郁青這下可是真不明白了,“你們沒搞錯吧,我,郁青,帶兵攻打越州城,要佔你們的地盤,你們還謝我?”
她指著自己的鼻尖,一副“你們腦子沒毛病吧”的表情,成功讓那幾個柳氏弟子尬上一層樓。
玄卿和周圍的寒宵殿、三生樓的弟子,乃至白宴麾下的將士們都跟著一臉尷尬。
半晌,玄清才清了清嗓子,上前道“主母,他們大概是想說,柳氏之人知道火山噴發帶來的後果,卻還是枉顧附近柳氏弟子的安危強行啟動了萬獸陣。
我們本是敵人,卻在危急時刻救了他們的性命,敵人出手相救,比尋常的救命之恩更讓人心懷感激。
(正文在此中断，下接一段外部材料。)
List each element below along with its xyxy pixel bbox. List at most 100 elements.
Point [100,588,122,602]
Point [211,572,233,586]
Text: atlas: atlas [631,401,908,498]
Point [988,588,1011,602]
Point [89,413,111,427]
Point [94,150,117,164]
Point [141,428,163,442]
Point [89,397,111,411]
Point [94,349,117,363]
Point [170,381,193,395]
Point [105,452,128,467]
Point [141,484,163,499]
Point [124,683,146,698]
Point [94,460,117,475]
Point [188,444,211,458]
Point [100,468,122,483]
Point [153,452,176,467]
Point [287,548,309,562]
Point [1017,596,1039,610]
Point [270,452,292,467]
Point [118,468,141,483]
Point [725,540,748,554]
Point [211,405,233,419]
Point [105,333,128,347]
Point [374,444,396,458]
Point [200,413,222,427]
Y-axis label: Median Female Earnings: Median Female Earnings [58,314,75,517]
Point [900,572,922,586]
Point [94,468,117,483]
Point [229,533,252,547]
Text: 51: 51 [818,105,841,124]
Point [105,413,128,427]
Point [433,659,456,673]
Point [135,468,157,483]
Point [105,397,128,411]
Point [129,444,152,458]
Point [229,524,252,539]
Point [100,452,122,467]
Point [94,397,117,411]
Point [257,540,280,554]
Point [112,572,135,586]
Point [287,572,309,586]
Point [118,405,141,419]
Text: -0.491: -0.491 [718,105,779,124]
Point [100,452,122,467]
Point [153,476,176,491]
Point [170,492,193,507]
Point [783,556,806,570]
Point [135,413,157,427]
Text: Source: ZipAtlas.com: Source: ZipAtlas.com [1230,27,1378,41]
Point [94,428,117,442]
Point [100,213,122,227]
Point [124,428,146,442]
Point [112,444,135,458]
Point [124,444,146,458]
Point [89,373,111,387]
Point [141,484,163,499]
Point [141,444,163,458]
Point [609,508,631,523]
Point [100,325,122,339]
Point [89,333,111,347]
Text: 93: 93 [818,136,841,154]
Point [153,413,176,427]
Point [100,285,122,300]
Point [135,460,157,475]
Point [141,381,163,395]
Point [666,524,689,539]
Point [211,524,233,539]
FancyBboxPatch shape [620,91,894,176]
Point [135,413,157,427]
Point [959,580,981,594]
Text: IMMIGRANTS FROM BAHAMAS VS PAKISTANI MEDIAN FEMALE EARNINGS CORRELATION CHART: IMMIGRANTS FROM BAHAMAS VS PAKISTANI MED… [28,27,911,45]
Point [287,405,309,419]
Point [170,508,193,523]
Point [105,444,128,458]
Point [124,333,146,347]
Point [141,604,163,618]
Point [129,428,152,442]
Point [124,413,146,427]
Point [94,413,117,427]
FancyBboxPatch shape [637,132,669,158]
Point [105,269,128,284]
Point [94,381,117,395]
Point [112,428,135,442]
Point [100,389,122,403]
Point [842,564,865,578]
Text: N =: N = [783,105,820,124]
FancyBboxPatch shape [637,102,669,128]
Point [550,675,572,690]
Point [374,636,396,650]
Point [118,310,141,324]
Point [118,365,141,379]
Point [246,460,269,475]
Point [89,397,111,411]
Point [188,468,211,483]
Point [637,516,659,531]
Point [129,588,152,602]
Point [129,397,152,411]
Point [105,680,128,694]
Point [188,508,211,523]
”
那幾個柳氏弟子唯恐郁青再說出什麼噎人的話來,忙不迭點頭附和,“沒錯沒錯,就是這位侍衛大哥說的這樣。
兩軍交戰,危險之時二夫人還能寬宏大量救我等性命,我等感激不盡,請二夫人受我等一拜!”
說完,對著郁青 磕了幾個響頭,是真的磕出聲音的那種,听的郁青直咧嘴。
待人家拜完了,她才表情復雜的道“自然災害面前,大家都是受害者,沒什麼救不救的。”
她說著,忽然露出一個惡劣的笑容來,“不過,現在你們都是我的手下敗將了,不投降,就殺了你們!”
那幾個柳氏弟子登時傻眼了,虧他們還迫不及待的磕頭謝恩,這不是才出了狼窩,又入了虎口嗎?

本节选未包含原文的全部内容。